Perfino denunce in malafede (Capitolo 59) - Dicevamo nel capitolo 58, che ogni azione sarà indirizzata a “demolire” chi, nelle riunioni del tavolo del preordino (capitolo n. 23), non ha permesso di pianificare un congresso a lista unitaria. La messinscena congressuale è infatti volta a dare ostentazione di un partito fortemente unito, “sicuramente” arricchito dal dibattito democratico, ma anche dalla presenza di un’intelligente sintesi che sa concludersi nell’unità d’intenti.
È ovvio, indegnamente ovvio, che chiunque non riconosca la posizione politica espressa dalla lista unitaria e dunque non si allinei, potrà essere ostacolato e minacciato; sì, proprio minacciato. Per infamare l’eventuale “disobbediente” di cui nel capitolo n. 43, non è raro che si passino alla stampa delle notizie inventate allo scopo di attribuirgli, per esempio, un caso di tesseramento falso. Non è nemmeno raro che, tra eventuali iscritti critici nei confronti della prepotenza usata nella gestione del partito, se ne demandi qualcuno alla magistratura, con tanto di denuncia e usando perfino dei testimoni conniventi, magari col pretesto dell’accennato tesseramento falso o cose altrettanto vili. Insomma, accade di tutto. Nel prossimo capitolo, giusto per arricchire il richiamo a fatti che sono accaduti e accadono realmente, riprenderemo il racconto delle due signore che erano scrutatrici ma che, arrivate al banco della verifica poteri, non lo sono più.
Considerando invece che proprio il tesseramento falso (vedi capitoli n. 5 e n. 6) sia una prassi del partito demandata ai pacchettari (capitolo n. 18), allora ogni ulteriore parola non può che esprimere pesante biasimo per quanti ritengono di adottare tanti e tali abusi. Dalla lista unitaria, alle liste concordate, alle contrapposte, in questo corso si è dedicato qualche spazio alla descrizione delle diverse tipologie di liste, ma resta il fatto che per i figuri loschi del partito la formula meno gradita sia quella delle liste contrapposte, ovvero di liste sulle quali non è stato possibile piegare l’eventuale o gli eventuali “disobbedienti” alla prepotenza unitaria imposta da certa dirigenza.
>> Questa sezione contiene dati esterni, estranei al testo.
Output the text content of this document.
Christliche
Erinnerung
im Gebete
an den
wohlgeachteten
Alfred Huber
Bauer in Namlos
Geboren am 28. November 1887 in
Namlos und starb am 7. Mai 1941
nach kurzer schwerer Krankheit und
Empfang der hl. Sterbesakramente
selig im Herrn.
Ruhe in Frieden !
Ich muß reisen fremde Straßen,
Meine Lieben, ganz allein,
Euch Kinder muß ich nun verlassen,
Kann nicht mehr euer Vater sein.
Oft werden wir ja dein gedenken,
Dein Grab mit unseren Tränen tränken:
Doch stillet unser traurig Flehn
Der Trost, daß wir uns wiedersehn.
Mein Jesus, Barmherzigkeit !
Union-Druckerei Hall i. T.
Tornando alla diretta del nostro congresso, tanto la democrazia vera quanto la farsa democratica prescrivono che i candidati siano votati, dunque, saranno allestiti all’uopo gli opportuni seggi, con tanto di presidenti, scrutatori e rappresentanti di lista. In genere, ogni lista riporta un motto, ma si tratta spesso di parole così retoriche e ipocrite da essere ridicole. Lo scenario che investe i partecipi, in buona sostanza, comprende la sala congressuale completa di tavolo relatori, podio e platea, quindi la sala stampa, la verifica poteri, i seggi con i relativi addetti, il servizio d’ordine, alcune salette predisposte per incontri ristretti e talvolta d’emergenza, l’ufficio di segreteria del congresso e una serie di ammennicoli che sono utili per fronteggiare qualsiasi tipo d’imprevisto.
Insomma, se nel capitolo n. 13 abbiamo parlato del “motore e i suoi pezzi”, l’occasione del congresso può essere definita come una sorta di motore, dentro il motore stesso del partito.